The premises were necessary and what "Burst Synapse" announces is not a warning, but rather the raw and bare reality of the sound odyssey of this journey that bombards from start to finish from all sides. It burns, indeed. The sonic blows launched by Full of Hell in a formula that now defining as hardcore is rather reductive are incendiary. The backbone, the skeleton is there, but our guys have covered and buried it under an avalanche of grind obsessiveness, with echoes of the more lightning-fast Napalm Death or rough Terrorizer: names of a certain caliber, in short. But this is not the only thing that strengthens Full of Hell. There are the convulsions caused by death influences that regurgitate very acidic bolts in the span of a minute and annihilate in their deafening impact. It's a torment that knows no end, indeed it evolves and matures into sludge glimpses, beautifully viscous and slowed that in their density will make you feel suffocated in a room of two square meters, where there is just a little window with a view dedicated to a sulfurous landscape. I would even like to write you that at a certain point a melody comes in to reassure you for a moment, but not at all. On the contrary, Merzbow slowly insinuates adding noise to noise or, as in the case of the eclectic and atypical (by the standard of Full of Hell) "LuDJet Av Gud" transports to an even gloomier and apocalyptic dimension, where you can hear in the distance the anguished cries of a traveler who has lost the right way (no, it's not Dante and Virgil does not appear between first/second record, sorry) and lost gazes out the last words before dying. Here it is, the disturbing scenario is this and don't think that among scratches, growls, and crooked cleans the words uttered are trivial, on the contrary, the lyrics, if you happen upon them, are of a truly intriguing poetic nihilism.

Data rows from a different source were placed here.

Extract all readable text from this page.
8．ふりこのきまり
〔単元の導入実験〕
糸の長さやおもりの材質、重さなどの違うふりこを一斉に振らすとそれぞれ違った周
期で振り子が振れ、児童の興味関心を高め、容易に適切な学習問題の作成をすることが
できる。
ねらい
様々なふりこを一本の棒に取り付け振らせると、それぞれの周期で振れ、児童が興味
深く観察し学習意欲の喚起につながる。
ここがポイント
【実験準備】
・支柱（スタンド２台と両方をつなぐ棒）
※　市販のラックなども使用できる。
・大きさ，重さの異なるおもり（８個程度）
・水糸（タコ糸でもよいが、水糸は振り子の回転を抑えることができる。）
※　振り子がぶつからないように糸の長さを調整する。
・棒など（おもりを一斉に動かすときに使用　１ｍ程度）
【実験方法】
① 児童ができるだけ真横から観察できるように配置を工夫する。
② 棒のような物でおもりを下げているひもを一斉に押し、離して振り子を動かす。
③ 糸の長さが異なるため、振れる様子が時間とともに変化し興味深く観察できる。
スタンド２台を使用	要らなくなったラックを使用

But just when you were perhaps recovering, "Ergot" kicks in, which instead inaugurates the Merzbow chapter on which the discomfort of Full of Hell manages to emerge in the form of repetitive industrial strokes of the drums, rather than buzzing guitars that clash violently against the distorted vision of the Japanese artist. Oh, I admit, I don’t know him very well. Oh, I don't have time to listen to all 50 records produced. But more or less I got an idea, and I have to say that here inside there is not only pure irrational construction, no-sense, or rather, sure, not many references are granted, one definitely leaves estranged from the discomfort the suites create, but there is a line, a guiding thread to cling to before the noise rope unravels completely leaving you submerged by Akita’s experimental corrosive lava exists and persists. With difficulty, but it persists. There is no room for reassuring solutions and compromises, that is certain. Humanity has failed and all the despair comes to the surface, with primordial chaos thrown there to smother emotions. The echoes of reassuring dreams become silent and "Full of Hell x Merzbow"brings down the darkness, nothing to say. It's the end of the road, and Profound Lore from the cold Ontario truly saw it right to support a lethal mix of this type. It's not exactly the ideal Christmas record, let's say. But oh well, no one is perfect, right?